Толпенников мучительно краснеет, не решаясь понять того, что так ясно, и вместе с тем понимая и ужасаясь.
– Отсиживала? – еще раз повторяет он пошлое, резкое слово. – Эта почтенная дама!
– Почтенная! Из кухарок дама-то эта. На кухарке наш женился, Палашкой звать. Вот и они об этом знают. Верно, Абрам Петрович?
Абрам Петрович одет прилично, но ботинки его запылены и там, где выпирает мизинец, – порваны, и все его пятнистое, хотя также приличное лицо имеет такой вид, точно он каждую минуту собирается подойти и благородно попросить на бедность. Он протягивает Толпенникову толстую, потную руку и потом уже отвечает на вопрос приказчика голосом, хриплым от водки и от простуды:
– Верно. Сына из-за этой швали, извините за выражение, на улицу выгнал.
– А ловко вы это насчет седой головы подпустили! – хвалит приказчик. – А у нее голова запросто рыжая, чистый шиньон.
– Верно, – хвалит Абрам Петрович.
– А папироску наш-то вам давал? – спрашивает приказчик, и глаза его сближаются в готовности к смеху.
Толпенников сердито кивает головой, и приказчик смеется. Смеется хриплым басом и Абрам Петрович.

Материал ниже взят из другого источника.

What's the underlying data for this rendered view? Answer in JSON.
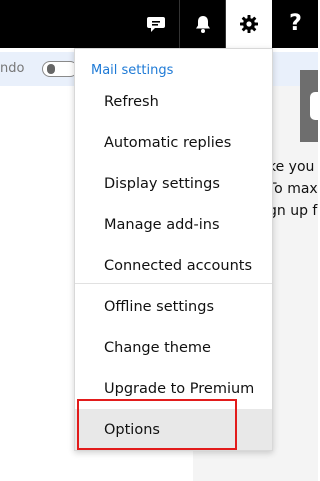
{
  "header": {
    "buttons": [
      {
        "name": "feedback",
        "icon": "speech-bubble-icon"
      },
      {
        "name": "notifications",
        "icon": "bell-icon"
      },
      {
        "name": "settings",
        "icon": "gear-icon",
        "active": true
      },
      {
        "name": "help",
        "icon": "question-mark-icon",
        "glyph": "?"
      }
    ]
  },
  "background": {
    "clipped_text": "ndo",
    "right_panel_lines": [
      "ke you",
      "To max",
      "gn up f"
    ]
  },
  "menu": {
    "header": "Mail settings",
    "items": [
      "Refresh",
      "Automatic replies",
      "Display settings",
      "Manage add-ins",
      "Connected accounts",
      "Offline settings",
      "Change theme",
      "Upgrade to Premium",
      "Options"
    ]
  },
  "colors": {
    "header_bg": "#000000",
    "accent": "#1e7ad6",
    "highlight_border": "#e21b1b"
  }
}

– Дурак-дурак, а поди какие фокусы выкидывает! А сам и курить не умеет, только дым пущает. Ну и жох! – удивляется приказчик.
– Но как же вы, – говорит сурово Толпенников, хмуря брови и подтягивая сползающие брюки, – как же вы сами показывали, что он папиросы эти для себя держит?

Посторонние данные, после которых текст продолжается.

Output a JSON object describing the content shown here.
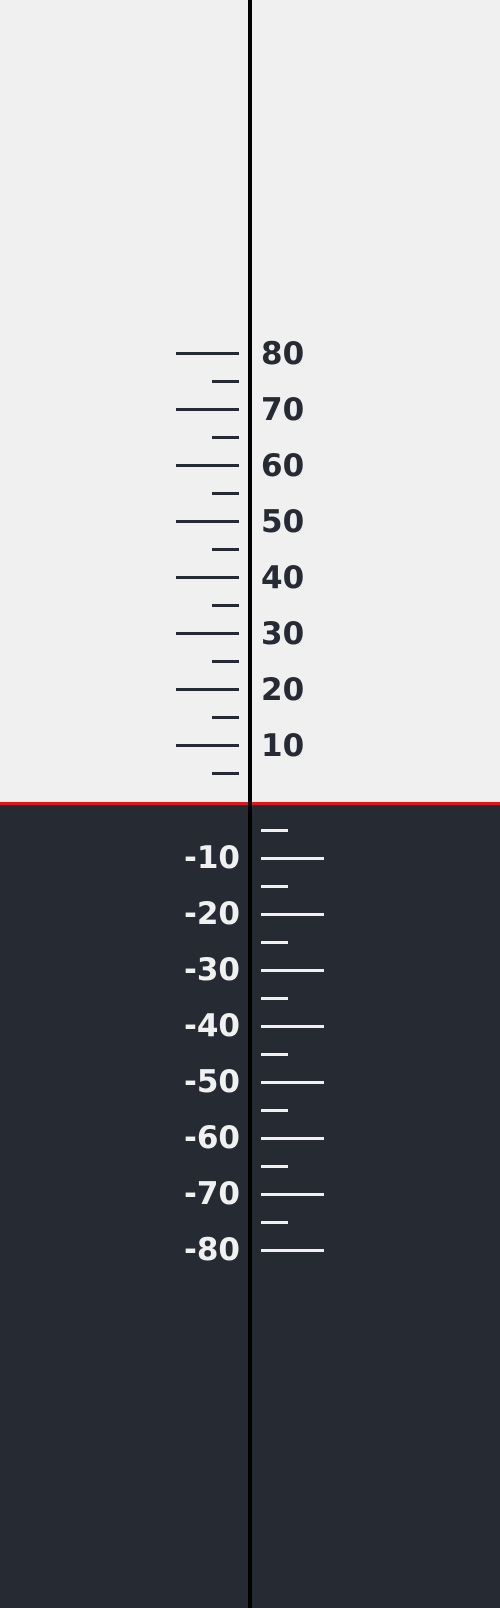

Приказчик и Абрам Петрович переглядываются и смеются. Затем приказчик внезапно становится серьезным и протягивает руку:
– А за сим до свидания-с. Дозвольте и напредки быть знакомым. Ежели когда мимо случится, так уж не обойдите. Для вас всегда сотенка найдется. Пойдем, Абрам Петрович. Седая голова… Ах ты, боже мой! – еще раз напоминает он Толпенникову его удачное выражение и уходит.
Толпенников все еще стоит на месте, опустив голову и заложив руки в карманы. Когда перед его глазами появляется загадочная фигура Абрама Петровича, Толпенникову кажется, что он хочет чего-то попросить, и вопросительно смотрит на его грязное, осклабленное лицо.
– А я к вам, господин Толпенников, – говорит Абрам Петрович почти шепотом и наклоняясь к помощнику, – если когда понадобится, так уж будьте милостивы, не откажите воспользоваться услугами, спросите только у Ивана Сазонтыча приказчика; они знают, где меня найти.
– На что понадобится? – удивленно спрашивает Твлпенников.
На лице Абрама Петровича мелькает удивление, потом сомнение, и сменяется понимающей примирительной улыбкой.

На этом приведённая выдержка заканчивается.